A woman almost lost her vision after she sealed her eye shut with nail glue mistaken for eye drops.
On April 15, Yacedrah Williams of Metro Detroit, Michigan, woke up to the feeling of dry eyes at around 1 a.m. She decided to use some eye drops to remedy the dryness before taking out her contact lenses. But as she fished for the bottle in her purse, she ended up taking the bottle of nail glue, which was of the same size, by mistake, she told ABC affiliate WXYZ.
It was only when the drop was about to fall into her eye that she realized it was the wrong bottle.

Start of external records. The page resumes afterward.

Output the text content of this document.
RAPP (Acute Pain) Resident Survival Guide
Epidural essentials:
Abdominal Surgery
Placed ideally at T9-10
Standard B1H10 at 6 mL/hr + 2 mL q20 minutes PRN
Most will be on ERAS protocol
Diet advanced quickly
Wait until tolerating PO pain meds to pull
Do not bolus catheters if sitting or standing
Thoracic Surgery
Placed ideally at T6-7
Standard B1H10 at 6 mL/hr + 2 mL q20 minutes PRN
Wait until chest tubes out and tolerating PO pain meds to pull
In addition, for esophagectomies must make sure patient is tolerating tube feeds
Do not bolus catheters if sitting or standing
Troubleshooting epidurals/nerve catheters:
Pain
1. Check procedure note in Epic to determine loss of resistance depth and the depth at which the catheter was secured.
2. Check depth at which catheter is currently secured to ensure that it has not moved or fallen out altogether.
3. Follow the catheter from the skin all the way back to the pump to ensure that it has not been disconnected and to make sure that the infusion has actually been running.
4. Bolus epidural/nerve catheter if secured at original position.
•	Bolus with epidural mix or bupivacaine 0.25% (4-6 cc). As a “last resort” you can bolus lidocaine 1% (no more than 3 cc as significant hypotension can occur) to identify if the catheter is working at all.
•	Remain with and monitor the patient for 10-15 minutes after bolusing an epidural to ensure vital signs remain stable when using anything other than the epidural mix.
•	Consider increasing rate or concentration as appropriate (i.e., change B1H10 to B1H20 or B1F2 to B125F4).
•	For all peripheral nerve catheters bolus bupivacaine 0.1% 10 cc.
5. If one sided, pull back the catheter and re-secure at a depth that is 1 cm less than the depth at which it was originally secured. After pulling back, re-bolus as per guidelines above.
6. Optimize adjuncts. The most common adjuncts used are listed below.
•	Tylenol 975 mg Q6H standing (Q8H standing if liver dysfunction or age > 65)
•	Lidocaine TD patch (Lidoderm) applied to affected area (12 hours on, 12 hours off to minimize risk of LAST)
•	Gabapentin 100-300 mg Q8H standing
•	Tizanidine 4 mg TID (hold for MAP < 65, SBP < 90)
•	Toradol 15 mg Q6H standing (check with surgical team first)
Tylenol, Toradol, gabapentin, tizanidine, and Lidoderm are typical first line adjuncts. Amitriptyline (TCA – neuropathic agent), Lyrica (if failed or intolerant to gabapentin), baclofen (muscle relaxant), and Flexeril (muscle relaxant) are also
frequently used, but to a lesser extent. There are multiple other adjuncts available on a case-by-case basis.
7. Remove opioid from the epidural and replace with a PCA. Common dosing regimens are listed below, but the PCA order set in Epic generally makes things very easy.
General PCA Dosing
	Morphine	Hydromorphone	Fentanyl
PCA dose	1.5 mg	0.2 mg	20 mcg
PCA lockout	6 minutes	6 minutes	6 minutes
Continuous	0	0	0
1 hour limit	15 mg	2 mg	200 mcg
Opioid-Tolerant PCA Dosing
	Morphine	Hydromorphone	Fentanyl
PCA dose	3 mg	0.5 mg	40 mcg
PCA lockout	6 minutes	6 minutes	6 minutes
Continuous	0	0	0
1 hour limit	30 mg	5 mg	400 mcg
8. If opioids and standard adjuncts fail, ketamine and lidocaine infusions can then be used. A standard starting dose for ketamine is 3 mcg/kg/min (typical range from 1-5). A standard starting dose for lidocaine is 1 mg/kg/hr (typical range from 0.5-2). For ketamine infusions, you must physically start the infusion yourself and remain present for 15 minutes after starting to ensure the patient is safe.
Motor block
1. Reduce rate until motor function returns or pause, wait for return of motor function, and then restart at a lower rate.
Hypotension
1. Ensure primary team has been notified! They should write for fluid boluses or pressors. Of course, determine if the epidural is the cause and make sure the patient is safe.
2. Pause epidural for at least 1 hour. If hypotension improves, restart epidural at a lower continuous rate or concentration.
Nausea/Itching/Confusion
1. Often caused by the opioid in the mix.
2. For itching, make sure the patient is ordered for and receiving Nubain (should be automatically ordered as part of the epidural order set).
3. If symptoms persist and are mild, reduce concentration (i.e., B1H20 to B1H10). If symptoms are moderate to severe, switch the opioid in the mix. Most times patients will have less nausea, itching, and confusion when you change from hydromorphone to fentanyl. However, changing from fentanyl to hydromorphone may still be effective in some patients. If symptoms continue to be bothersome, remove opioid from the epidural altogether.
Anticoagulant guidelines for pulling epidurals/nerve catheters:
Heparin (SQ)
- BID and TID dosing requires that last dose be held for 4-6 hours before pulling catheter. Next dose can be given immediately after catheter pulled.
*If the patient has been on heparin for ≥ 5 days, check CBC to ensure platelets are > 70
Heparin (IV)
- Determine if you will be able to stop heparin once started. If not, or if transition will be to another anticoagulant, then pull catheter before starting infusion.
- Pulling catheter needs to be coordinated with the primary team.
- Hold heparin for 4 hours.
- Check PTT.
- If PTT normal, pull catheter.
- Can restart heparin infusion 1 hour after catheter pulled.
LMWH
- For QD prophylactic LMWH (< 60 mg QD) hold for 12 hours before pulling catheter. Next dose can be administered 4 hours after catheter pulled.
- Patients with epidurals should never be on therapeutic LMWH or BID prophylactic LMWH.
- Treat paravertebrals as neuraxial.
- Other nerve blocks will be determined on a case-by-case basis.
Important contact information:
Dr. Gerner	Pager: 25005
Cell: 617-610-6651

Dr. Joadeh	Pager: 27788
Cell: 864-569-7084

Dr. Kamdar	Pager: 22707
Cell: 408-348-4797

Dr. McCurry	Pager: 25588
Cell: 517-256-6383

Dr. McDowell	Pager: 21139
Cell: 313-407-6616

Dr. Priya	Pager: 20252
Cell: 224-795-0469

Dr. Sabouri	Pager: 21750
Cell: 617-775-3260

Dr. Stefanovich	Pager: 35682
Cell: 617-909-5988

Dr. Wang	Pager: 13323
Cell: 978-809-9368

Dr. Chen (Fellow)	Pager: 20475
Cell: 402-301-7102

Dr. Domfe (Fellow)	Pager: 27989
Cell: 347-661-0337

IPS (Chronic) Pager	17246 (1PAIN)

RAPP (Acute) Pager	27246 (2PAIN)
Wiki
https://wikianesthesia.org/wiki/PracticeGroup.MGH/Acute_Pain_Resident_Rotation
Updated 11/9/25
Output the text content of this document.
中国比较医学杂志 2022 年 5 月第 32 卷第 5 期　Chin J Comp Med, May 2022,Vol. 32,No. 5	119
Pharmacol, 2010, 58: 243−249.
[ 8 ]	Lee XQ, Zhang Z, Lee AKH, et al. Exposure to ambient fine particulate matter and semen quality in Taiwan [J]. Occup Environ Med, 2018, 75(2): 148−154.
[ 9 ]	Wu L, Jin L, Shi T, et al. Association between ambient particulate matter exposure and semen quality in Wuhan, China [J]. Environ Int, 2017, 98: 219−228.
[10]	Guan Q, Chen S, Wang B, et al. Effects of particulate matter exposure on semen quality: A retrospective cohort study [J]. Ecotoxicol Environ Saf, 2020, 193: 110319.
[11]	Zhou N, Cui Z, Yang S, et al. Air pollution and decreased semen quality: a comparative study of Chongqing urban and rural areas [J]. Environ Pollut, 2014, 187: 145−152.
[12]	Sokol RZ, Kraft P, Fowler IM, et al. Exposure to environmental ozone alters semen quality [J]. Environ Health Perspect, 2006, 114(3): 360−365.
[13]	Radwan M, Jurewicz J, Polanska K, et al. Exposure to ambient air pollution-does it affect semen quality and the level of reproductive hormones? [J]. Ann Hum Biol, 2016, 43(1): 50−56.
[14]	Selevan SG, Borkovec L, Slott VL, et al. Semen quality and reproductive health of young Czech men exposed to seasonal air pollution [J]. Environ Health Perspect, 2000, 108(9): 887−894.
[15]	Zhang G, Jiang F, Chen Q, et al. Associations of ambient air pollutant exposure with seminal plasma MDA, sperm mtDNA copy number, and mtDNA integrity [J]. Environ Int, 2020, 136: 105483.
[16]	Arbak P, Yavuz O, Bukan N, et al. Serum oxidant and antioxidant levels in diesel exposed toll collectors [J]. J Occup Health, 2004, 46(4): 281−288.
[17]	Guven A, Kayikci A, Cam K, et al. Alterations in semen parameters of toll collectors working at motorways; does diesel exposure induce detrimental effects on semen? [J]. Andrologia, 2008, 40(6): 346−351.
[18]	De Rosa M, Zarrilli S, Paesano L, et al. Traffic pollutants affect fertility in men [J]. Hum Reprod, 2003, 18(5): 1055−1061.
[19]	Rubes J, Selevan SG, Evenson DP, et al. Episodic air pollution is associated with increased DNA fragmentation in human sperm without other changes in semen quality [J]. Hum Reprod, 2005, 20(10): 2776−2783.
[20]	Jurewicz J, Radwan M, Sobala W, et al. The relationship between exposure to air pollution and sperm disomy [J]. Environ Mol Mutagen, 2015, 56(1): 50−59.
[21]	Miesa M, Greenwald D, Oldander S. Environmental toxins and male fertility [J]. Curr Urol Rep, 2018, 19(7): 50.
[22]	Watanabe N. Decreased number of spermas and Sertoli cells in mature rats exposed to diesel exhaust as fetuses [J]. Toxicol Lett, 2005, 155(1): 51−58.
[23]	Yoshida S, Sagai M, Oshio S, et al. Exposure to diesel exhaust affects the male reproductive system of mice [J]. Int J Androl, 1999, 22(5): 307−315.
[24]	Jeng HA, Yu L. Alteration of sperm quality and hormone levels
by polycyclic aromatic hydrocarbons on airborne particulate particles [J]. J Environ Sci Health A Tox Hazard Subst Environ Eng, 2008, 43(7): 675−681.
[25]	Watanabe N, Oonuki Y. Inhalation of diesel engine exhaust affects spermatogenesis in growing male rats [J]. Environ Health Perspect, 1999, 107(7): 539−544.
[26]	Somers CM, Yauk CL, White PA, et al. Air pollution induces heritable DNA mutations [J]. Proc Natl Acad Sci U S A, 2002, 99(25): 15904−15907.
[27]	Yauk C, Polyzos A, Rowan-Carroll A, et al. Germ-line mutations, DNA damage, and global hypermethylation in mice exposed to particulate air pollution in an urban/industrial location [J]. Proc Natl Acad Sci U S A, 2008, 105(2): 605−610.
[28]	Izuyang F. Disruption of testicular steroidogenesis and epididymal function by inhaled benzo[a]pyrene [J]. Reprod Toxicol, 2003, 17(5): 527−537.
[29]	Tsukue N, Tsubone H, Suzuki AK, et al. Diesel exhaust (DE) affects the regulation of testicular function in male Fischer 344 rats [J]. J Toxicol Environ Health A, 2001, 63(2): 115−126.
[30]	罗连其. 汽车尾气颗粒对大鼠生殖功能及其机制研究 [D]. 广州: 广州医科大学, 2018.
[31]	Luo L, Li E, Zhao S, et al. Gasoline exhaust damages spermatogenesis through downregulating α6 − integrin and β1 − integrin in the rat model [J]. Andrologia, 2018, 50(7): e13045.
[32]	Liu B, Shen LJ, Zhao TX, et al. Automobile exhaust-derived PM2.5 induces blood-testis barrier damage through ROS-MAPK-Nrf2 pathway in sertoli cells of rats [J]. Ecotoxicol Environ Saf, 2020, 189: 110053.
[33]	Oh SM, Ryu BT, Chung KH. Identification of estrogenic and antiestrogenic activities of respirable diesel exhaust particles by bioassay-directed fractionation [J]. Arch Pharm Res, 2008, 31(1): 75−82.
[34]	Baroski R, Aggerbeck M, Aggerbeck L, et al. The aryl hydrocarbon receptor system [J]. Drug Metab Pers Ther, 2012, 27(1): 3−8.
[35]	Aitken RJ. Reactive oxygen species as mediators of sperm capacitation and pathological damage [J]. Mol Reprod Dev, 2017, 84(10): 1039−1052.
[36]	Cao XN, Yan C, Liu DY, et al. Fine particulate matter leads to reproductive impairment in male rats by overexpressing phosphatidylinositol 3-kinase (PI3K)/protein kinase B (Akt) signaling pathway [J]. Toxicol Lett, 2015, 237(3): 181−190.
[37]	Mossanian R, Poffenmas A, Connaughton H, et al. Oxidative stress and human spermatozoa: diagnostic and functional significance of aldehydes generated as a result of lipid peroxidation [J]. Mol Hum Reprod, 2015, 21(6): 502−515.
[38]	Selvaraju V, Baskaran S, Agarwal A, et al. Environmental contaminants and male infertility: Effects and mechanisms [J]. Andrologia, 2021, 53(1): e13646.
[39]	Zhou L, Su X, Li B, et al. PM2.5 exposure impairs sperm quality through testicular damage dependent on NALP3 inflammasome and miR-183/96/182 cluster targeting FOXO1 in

She said, “I was like ‘oh my goodness.’… It dropped in my eye and I tried to wipe it away and it sealed my eye shut.”
Yacedrah immediately rinsed her eye with cold water and tried to pry her eyelids apart but to no avail. Her eye “was completely shut,” so she frantically told her husband to call 911.
Her husband Derrick recalled, “She went into a panic… I tried to keep her from panicking but then I said, ‘Derrick, this is in her eye not yours.'”
Yacedrah did the right thing after her mistake by quickly washing her eye with water, says George Williams, director of the Beaumont Eye Institute at Beaumont Health, Michigan. Her contact lens also helped.
“If you ever get anything in your eye the immediate thing to do is try to flush your eye out,” he said. “Just either hold your head under a faucet, get a bottle of water, hold your eye open and just flood your eye. You’ll make a mess but you may save your vision.”
A similar incident with nail glue occurred in 2015 when a woman mistakenly handed nail glue to a friend who wanted eye drops to clear debris from her eye. The bottles of eye drops and nail glue were of the same shape and size, and some women keep both in their purse.
Such accidental injuries are not uncommon. Household items, such as bleach and oven cleaner, cause about 125,000 eye injuries each year, the American Academy of Ophthalmology reports.
Anyone who gets chemicals in their eye should immediately wash the area with clean water and seek emergency treatment. Anyone who faces serious eye injuries should not try to self-treat but have themselves examined by a medical doctor or an ophthalmologist, the organization advises.